Professor, English
Professor Terry McNulty believes that through humor, collaboration and good will, a classroom can summon revelation. He believes in the value of confusion and wonder, and he hopes his students leave his classroom conflicted with thought rather than settled by answer.
Professor McNulty believes that metaphysics saves lives. He accepts the influence of the observer. He believes in the vigilance of radical doubt.
Professor McNulty would like to know if you agree with Elaine Equi when she writes:
“In brine daylight
thought becomes brimmed.
Fraught with sudden,
steeped in listening.”
Professor McNulty’s poetry orbits his fundamental distrust of nouns and identity. His poems have won the Esprit Prize and the Steve Grady Award, and he has served as a Rose Writing Fellow at Brown University. He was a founding editor of the magazine 92 Nails, and he’s currently working on a manuscript titled “X In.”

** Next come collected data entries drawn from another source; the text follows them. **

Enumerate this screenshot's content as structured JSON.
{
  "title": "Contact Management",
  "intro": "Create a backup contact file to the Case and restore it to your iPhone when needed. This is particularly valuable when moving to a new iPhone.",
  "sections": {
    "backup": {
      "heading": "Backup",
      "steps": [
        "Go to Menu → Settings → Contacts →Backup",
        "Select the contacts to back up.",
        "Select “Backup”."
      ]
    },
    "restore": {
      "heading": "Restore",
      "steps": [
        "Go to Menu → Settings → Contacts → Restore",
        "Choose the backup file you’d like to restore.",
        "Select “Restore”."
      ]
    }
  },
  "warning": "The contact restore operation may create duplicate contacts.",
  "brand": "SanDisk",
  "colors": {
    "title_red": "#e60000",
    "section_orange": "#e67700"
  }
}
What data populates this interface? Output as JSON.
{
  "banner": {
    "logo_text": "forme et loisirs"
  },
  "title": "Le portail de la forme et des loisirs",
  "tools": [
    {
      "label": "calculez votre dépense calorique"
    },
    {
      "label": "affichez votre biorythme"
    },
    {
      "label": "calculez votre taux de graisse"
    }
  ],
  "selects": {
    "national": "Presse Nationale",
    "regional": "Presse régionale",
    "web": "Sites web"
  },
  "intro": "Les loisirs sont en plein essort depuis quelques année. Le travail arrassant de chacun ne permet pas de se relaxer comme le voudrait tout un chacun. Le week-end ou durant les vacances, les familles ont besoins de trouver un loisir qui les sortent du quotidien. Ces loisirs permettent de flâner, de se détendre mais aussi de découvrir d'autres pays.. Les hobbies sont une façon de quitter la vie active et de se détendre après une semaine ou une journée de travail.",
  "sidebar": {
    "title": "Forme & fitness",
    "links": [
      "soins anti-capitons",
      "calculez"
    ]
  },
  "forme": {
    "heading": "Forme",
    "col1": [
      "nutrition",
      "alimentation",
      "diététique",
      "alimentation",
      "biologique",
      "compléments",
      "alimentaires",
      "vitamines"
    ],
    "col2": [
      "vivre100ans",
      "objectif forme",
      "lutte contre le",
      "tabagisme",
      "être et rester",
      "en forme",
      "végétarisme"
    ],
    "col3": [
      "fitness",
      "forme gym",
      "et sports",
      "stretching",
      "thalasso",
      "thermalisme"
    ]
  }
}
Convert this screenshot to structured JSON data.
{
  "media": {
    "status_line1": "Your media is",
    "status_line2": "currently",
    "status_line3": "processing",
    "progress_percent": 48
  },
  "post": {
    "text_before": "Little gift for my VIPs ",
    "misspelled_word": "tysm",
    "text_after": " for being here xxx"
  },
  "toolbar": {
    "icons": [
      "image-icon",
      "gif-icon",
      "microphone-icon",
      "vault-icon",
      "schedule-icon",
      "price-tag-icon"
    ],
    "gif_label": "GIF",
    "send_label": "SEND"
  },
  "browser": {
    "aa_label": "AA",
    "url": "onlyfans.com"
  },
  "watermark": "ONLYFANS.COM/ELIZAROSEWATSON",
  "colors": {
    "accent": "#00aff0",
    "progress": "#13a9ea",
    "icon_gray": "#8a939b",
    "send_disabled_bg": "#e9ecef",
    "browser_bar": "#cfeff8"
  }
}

He likes you, but he’s not going to let you read it.
Currently Reading
The Middle Room, by Jennifer Moxley
Complete Short Poetry, by Louis Zukofsky
“I Told You I Was Sick:” A Grave Book of Curious Epitaphs by Nigel Rees
Education
University of Scranton, BA in English, Philosophy
University of Maine, MA in English
Brown University, MAT in English Education
When he’s not teaching, McNulty raises his daughter and, while she naps, he writes. He also cooks many complicated things, all of which taste the same. His wife remarks on such consistency.